Possible complications of diabetic retinopathy
Possible complications associated with diabetic retinopathy include:
(bleed) - a new blood vessel bleeds into the vitreous (gel substance in the eye), blocking light to the retina. The bleed specifically occurs in front of the retina in the back section of the eye. Symptoms may include eye pain, blurry vision, loss of vision, and sensitivity to bright light. In mild cases the patient may just see some dark spots or floaters, while in more severe cases vision may be blocked completely. In most cases, if the retina is not damaged, vitreous hemorrhage does not cause permanent vision loss and clears up within a few weeks or months, and previous level of vision is restored.
(retinal detachment) - scar tissue can pull the retina away from the back of the eye. This usually results in spots floating in the patient's field of vision, flashes of light, and even severe vision loss. If left untreated there is a significant risk of total vision loss.
Normal flow of fluid in the eye may be blocked as new blood vessels are created, causing an accumulation of pressure in the eye (glaucoma). When pressure inside the eye is high there is a risk of nerve damage inside the eye, resulting in vision loss.
Prevention of diabetic retinopathy
Diabetic retinopathy is an inevitable consequence of having diabetes for the majority of patients. However, the following measures can significantly help slow down its progression.
Controlling blood sugar levels - patients with diabetes who manage to control their blood sugar levels will definitely slow down the progression of diabetic retinopathy.
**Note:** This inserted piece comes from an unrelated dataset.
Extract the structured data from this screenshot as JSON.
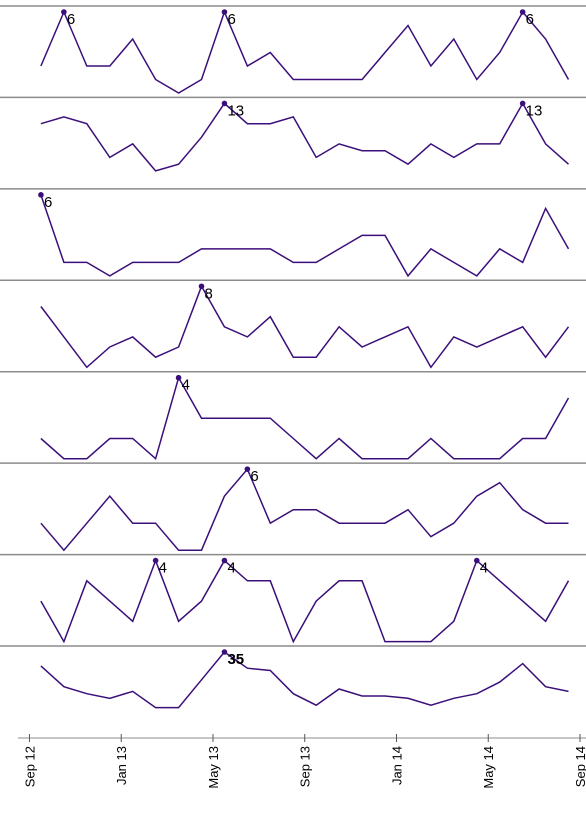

Hypertension (high blood pressure) - people with hypertension are more susceptible to blood vessel damage inside the eyes, raising the risk of developing advanced diabetic retinopathy. Patients with diabetes need to control their blood pressure by:
- Eating a healthy and balanced diet
- Taking regular exercise
- Maintaining a healthy body weight
- Quitting smoking
- Strictly controlling their alcohol intake
- Taking their antihypertensive medications according to their doctor's instructions.
Screening - make sure you go to all your scheduled eye examinations. Problems that are detected early on are much easier to treat successfully.